Sastra ada setelah bahasa ada. Kesusastraan Indonesia
baru muncul tahun 1928. Karena nama
¨bahasa Indonesia” baru ada setelah
bahasa Melayu di diikrarkan sebagai bahasa persatuan pada tanggal 28 Oktober
1928 yang dikenal dengan Sumpah Pemuda. Pada saat itu para sastrawan mulai
muncul seperti, Chairil Anwar, Abdoel Moeis, Amir Hamzah, Muh Yamin, dan
lain-lainnnya. Mereka tidak hanya menulis untuk mengungkapkan pemikiran mereka
terhadap kondisi Indonesia pada waktu itu, tapi mereka juga ikut andil dalam
penyebaran bahasa indonesia, pembetukan sumpah pemuda, dan lain-lainnya.

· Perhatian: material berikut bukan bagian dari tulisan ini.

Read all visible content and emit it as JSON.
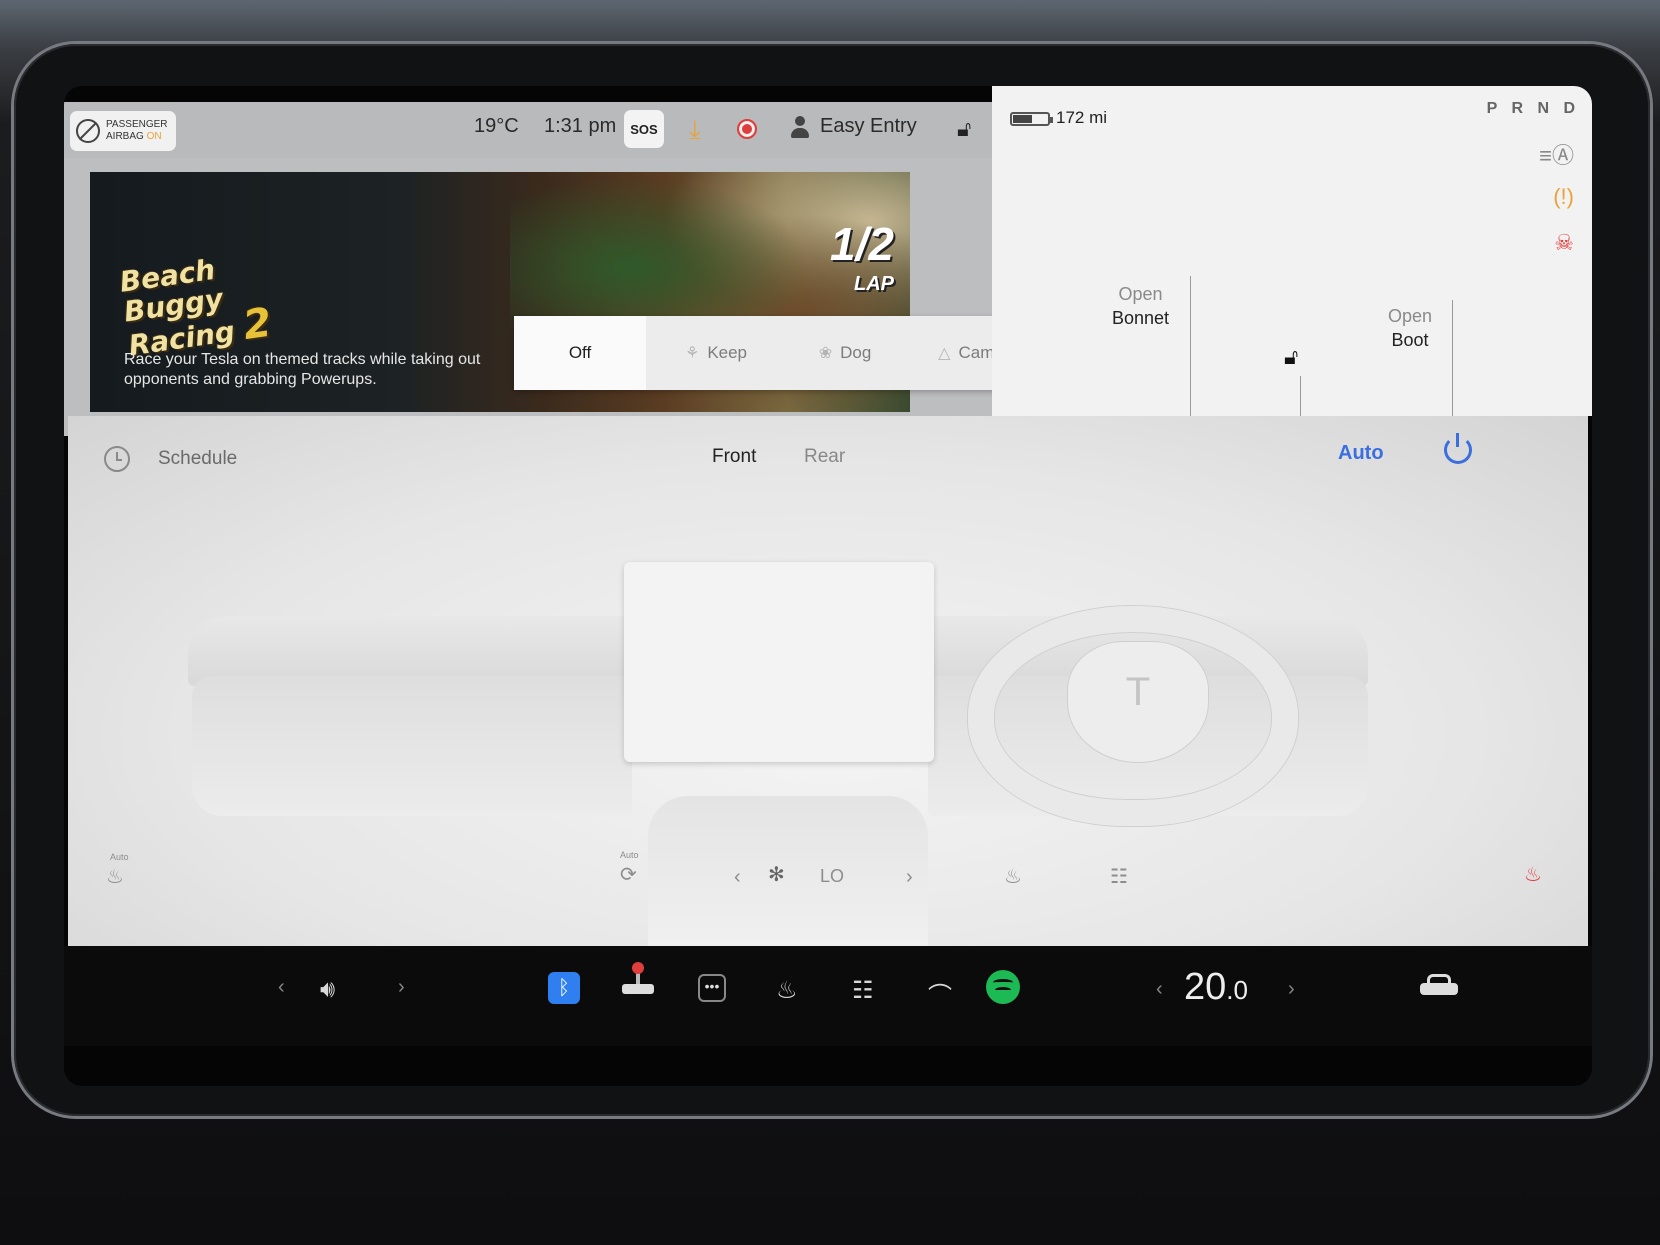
{
  "status_bar": {
    "airbag_line1": "PASSENGER",
    "airbag_line2": "AIRBAG",
    "airbag_state": "ON",
    "temperature": "19°C",
    "time": "1:31 pm",
    "sos": "SOS",
    "profile": "Easy Entry"
  },
  "media": {
    "game_title_line1": "Beach Buggy",
    "game_title_line2": "Racing",
    "game_title_num": "2",
    "lap_value": "1/2",
    "lap_label": "LAP",
    "description": "Race your Tesla on themed tracks while taking out opponents and grabbing Powerups."
  },
  "climate_modes": [
    {
      "label": "Off",
      "icon": "",
      "active": true
    },
    {
      "label": "Keep",
      "icon": "fan-icon",
      "active": false
    },
    {
      "label": "Dog",
      "icon": "paw-icon",
      "active": false
    },
    {
      "label": "Camp",
      "icon": "tent-icon",
      "active": false
    }
  ],
  "car_panel": {
    "range": "172 mi",
    "battery_level": 0.55,
    "gear": "P R N D",
    "bonnet_line1": "Open",
    "bonnet_line2": "Bonnet",
    "boot_line1": "Open",
    "boot_line2": "Boot"
  },
  "climate": {
    "schedule_label": "Schedule",
    "tab_front": "Front",
    "tab_rear": "Rear",
    "auto_label": "Auto",
    "seat_left_auto": "Auto",
    "recirc_auto": "Auto",
    "fan_value": "LO"
  },
  "dock": {
    "temperature_whole": "20",
    "temperature_decimal": ".0"
  },
  "colors": {
    "accent_blue": "#3a6fe0",
    "warning_orange": "#e8a33a",
    "alert_red": "#e03d3d",
    "spotify_green": "#1db954"
  }
}
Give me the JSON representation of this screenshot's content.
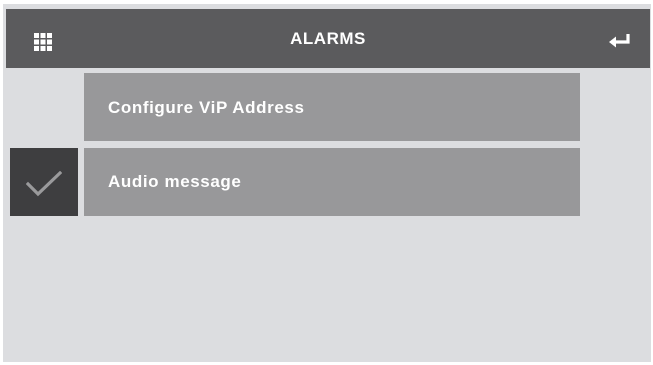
{
  "header": {
    "title": "ALARMS",
    "menu_icon": "grid-icon",
    "back_icon": "return-arrow-icon"
  },
  "items": [
    {
      "label": "Configure ViP Address",
      "checked": false
    },
    {
      "label": "Audio message",
      "checked": true
    }
  ],
  "colors": {
    "background": "#dcdde0",
    "header": "#5b5b5d",
    "item": "#98989a",
    "check_box": "#3e3e40",
    "text": "#ffffff",
    "check_mark": "#9a9a9c"
  }
}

Chairil Anwar mempromosikan Bahasa Indonesia yang saat
itu hanya jadi konsumsi publik terbatas. Lewat puisi-puisinya, ia memelihara
satu-satunya faktor pemersatu jutaan orang Indonesia dari Sabang hingga
Merauke.
Amir Hamzah sendiri menerima gelar pahlawan pada 1975.
Beliau pernah terlibat dalam organisasi sosial jong sumatra dan bergabung
dengan gerakan nasionalis untuk mendiskusikan masalah sosial rakyat Melayu
Nusantara di bawah kekuasaan kolonial Belanda.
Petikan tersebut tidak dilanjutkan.